The case for adaptive management by land management agencies has been in the making for a long time, and takes on a new urgency with the changes being forced by the emissions from consumer and industrial combustion of fossil fuels. The case for adaptive conservation by non-governmental organizations takes on its own urgency for the same reason.
As conceived so far, adaptive management implies adaptation by land management agencies such as the USDA Forest Service. By now, it’s clear as clear can be that, among others, the Forest Service simply must adapt to the new conditions of heat and drought driven by emissions from consumer and industrial combustion of coal, oil, and natural gas. Taken down to cases, the agency must adapt by recognizing which species are unlikely to persist under increasing emissions, and by shifting its management emphasis to species that might hang in there.
At least some in the Forest Service “get it.” For example, consider this November 1, 2016 assessment by Randy Johnson, U.S. Forest Service Research and Development Program: “Forests are changing in ways they’ve never experienced before because today’s growing conditions are different from anything in the past. The climate is changing at an unprecedented rate.” Johnson thus asks, “When replanting a forest after disturbances, does it make sense to try to reestablish what was there before? Or, should we find re-plant material that might be more appropriate to current and future conditions of a changing environment?”
Ya can’t always get what ya want
By forcing change on the set of conditions — temperature, rainfall, snowfall, wind, etc. — that we summarize as climate, we’ve been forcing change on the forests. Put most simply, climate change forces forests to change. The first result is that we’re increasingly unlikely to keep the kind of forest we have, let alone restore one we had. The second result is that the Forest Service has to be careful about the promises it makes when describing desired future conditions.
Stressing that further change for forests is inevitable, Millar and Stephenson have pointed out that “triage exercises will almost certainly be necessary” in part because change in temperate forests can include “major transformation of vegetation types, some resulting in novel ecosystems relative to recent centuries.”
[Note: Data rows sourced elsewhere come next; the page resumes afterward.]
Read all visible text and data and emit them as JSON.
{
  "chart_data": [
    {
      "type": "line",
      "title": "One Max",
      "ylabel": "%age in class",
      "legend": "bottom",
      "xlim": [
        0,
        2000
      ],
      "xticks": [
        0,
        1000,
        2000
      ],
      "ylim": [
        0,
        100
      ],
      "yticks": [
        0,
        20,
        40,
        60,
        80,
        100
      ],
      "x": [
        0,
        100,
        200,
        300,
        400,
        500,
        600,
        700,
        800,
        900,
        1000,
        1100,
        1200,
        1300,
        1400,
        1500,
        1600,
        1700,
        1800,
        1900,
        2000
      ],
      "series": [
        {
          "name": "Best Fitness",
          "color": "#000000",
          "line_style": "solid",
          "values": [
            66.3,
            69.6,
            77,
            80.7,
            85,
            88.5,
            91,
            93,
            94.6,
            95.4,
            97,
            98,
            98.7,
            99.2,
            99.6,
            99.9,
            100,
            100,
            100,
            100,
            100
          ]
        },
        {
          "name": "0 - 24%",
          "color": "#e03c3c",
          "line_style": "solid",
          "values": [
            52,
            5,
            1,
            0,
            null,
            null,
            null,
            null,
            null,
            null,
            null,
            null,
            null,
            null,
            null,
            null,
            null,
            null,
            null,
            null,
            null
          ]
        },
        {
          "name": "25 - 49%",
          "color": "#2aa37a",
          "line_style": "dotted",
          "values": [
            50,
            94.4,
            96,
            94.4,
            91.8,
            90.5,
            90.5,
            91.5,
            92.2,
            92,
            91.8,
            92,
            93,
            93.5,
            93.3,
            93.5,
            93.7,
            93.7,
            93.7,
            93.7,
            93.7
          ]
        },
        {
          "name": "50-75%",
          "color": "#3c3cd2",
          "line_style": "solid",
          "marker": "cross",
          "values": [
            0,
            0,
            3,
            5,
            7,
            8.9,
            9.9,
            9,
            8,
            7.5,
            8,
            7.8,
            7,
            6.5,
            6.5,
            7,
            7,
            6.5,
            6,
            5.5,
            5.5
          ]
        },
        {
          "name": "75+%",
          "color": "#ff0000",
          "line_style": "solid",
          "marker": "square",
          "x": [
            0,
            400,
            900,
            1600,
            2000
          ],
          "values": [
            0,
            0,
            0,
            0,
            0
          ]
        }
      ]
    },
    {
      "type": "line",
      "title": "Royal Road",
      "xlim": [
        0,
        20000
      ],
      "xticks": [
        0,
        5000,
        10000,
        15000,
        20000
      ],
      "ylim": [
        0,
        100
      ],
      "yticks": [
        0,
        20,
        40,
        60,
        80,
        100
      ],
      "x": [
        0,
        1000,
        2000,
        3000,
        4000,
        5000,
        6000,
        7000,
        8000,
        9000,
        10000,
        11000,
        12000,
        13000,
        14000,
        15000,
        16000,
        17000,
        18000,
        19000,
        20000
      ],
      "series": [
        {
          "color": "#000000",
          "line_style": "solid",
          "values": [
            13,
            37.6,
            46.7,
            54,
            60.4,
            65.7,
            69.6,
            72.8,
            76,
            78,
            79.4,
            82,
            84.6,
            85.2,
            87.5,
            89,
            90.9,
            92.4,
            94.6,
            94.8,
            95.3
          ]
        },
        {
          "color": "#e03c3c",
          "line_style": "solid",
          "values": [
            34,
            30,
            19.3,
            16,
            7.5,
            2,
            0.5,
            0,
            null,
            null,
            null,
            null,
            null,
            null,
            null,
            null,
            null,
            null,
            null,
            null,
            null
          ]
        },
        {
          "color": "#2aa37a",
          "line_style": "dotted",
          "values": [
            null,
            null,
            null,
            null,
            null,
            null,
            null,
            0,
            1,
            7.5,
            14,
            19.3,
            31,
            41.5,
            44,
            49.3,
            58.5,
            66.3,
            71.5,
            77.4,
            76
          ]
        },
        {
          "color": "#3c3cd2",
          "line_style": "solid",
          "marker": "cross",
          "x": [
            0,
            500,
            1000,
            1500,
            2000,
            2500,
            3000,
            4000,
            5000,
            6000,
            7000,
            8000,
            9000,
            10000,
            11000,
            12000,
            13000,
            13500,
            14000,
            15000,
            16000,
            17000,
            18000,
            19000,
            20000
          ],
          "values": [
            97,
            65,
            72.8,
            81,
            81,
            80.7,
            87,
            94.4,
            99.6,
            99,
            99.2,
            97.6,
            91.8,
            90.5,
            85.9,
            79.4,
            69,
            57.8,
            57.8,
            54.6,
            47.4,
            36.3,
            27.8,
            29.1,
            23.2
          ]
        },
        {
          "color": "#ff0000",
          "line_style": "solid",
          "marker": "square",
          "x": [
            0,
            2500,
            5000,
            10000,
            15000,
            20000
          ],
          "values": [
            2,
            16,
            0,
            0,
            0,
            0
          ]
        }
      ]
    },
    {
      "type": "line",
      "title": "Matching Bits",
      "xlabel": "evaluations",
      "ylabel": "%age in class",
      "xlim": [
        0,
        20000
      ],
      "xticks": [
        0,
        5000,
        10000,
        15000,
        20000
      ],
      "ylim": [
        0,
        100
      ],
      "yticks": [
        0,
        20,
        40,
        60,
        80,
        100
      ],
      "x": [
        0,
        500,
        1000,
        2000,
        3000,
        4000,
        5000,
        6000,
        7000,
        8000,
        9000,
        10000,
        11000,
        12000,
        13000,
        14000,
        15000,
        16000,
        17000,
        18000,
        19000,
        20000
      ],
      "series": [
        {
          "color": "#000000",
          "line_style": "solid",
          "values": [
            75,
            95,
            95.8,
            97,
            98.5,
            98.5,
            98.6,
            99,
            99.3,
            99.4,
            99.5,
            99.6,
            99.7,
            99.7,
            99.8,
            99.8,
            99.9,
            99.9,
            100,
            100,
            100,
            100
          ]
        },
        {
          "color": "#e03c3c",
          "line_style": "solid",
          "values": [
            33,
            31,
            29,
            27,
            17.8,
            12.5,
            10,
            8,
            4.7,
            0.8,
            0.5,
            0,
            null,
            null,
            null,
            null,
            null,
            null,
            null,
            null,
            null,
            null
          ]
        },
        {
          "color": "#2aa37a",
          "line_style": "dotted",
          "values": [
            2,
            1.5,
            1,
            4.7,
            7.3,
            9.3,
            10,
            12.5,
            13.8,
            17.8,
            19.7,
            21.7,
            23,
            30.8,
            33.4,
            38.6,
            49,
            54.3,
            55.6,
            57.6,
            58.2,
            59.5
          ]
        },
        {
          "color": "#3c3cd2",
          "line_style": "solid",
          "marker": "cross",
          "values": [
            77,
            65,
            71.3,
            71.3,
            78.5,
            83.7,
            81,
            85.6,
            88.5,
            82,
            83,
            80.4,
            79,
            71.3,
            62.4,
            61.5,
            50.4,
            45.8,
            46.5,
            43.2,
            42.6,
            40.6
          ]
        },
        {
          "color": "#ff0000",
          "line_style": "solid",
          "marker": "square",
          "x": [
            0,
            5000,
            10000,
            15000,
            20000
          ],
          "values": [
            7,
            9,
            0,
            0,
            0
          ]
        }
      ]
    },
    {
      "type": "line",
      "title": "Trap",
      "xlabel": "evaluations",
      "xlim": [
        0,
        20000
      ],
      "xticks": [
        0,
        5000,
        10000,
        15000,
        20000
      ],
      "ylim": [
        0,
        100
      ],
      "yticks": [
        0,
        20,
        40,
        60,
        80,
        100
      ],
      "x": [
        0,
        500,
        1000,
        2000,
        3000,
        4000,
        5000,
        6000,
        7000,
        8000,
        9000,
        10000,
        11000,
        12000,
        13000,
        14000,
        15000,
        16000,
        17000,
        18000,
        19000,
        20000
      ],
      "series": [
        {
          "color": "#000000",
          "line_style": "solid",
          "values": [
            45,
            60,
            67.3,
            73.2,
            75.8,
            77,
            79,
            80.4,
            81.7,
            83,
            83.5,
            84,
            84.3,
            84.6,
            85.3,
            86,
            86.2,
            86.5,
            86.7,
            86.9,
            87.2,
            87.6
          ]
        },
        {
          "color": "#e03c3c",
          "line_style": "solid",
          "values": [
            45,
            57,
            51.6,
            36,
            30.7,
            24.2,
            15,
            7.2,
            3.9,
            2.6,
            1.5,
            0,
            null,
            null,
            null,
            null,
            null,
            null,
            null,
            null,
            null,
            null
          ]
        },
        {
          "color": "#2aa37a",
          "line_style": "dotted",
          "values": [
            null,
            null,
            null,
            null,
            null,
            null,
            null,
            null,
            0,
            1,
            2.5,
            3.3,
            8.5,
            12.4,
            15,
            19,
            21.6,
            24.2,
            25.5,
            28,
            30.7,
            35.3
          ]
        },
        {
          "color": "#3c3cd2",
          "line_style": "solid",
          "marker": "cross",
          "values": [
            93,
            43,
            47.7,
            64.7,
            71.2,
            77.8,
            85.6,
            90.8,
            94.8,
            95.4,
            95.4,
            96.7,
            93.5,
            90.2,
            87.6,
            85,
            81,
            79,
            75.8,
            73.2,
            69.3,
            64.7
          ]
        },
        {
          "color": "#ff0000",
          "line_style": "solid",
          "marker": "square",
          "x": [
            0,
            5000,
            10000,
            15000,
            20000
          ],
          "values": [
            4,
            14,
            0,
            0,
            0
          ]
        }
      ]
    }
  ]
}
Similarly, Golladay et al have suggested that the time has come for a shift to managing for “novel ecosystems, i.e., species combinations with no analog in the past.” Instead of managing for some ideal future forest that people might desire, Golladay et al urge managers to aim for what’s achievable in a context of inevitable change.
Adaptiive conservation’s day is here, now
Forest conservationists must also adapt, specifically with their own need to give more attention to novel ecosystems. A paper published in Frontiers in Ecology and the Environment, argues that, “Conservation organizations must adapt to respond to the ecological impacts of global change.”
In a related press release, the article’s lead author Paul Armsworth argues that, “If you are an organization that has focused on conserving particular species in a particular place, as many of today’s conservation organizations are, then something has to give — either you need to change your business model or revisit your conservation priorities. And neither is going to be easy for some of these groups.”
However difficult the needed change will be, the demands for due diligence and fiduciary duty bring some important legal implications if and when conservationist promises to supporters can no longer be kept.
Getting real won’t be easy
Responding to inevitable change of forests isn’t going to be a cakewalk for either the Forest Service or the conservation community. As an article in Science pointed out in its April 21, 2017 issue, ecosystem management or conservation is a “wicked problem,” and one that “must avoid two traps: falsely assuming a tame solution and inaction from overwhelming complexity.”
There is, however, one thing that the forest conservation community can do that the Forest Service can’t — advocate openly and actively for energy policy. This is a necessary step when we pause to consider energy policy’s power to shape the forests. So far, however, forest conservationists I’m familiar with haven’t taken that step. Unless and until that step is taken, forest conservationists may fight the good fight to save forests from logging only to lose them to the harsh new conditions we summarize as climate change.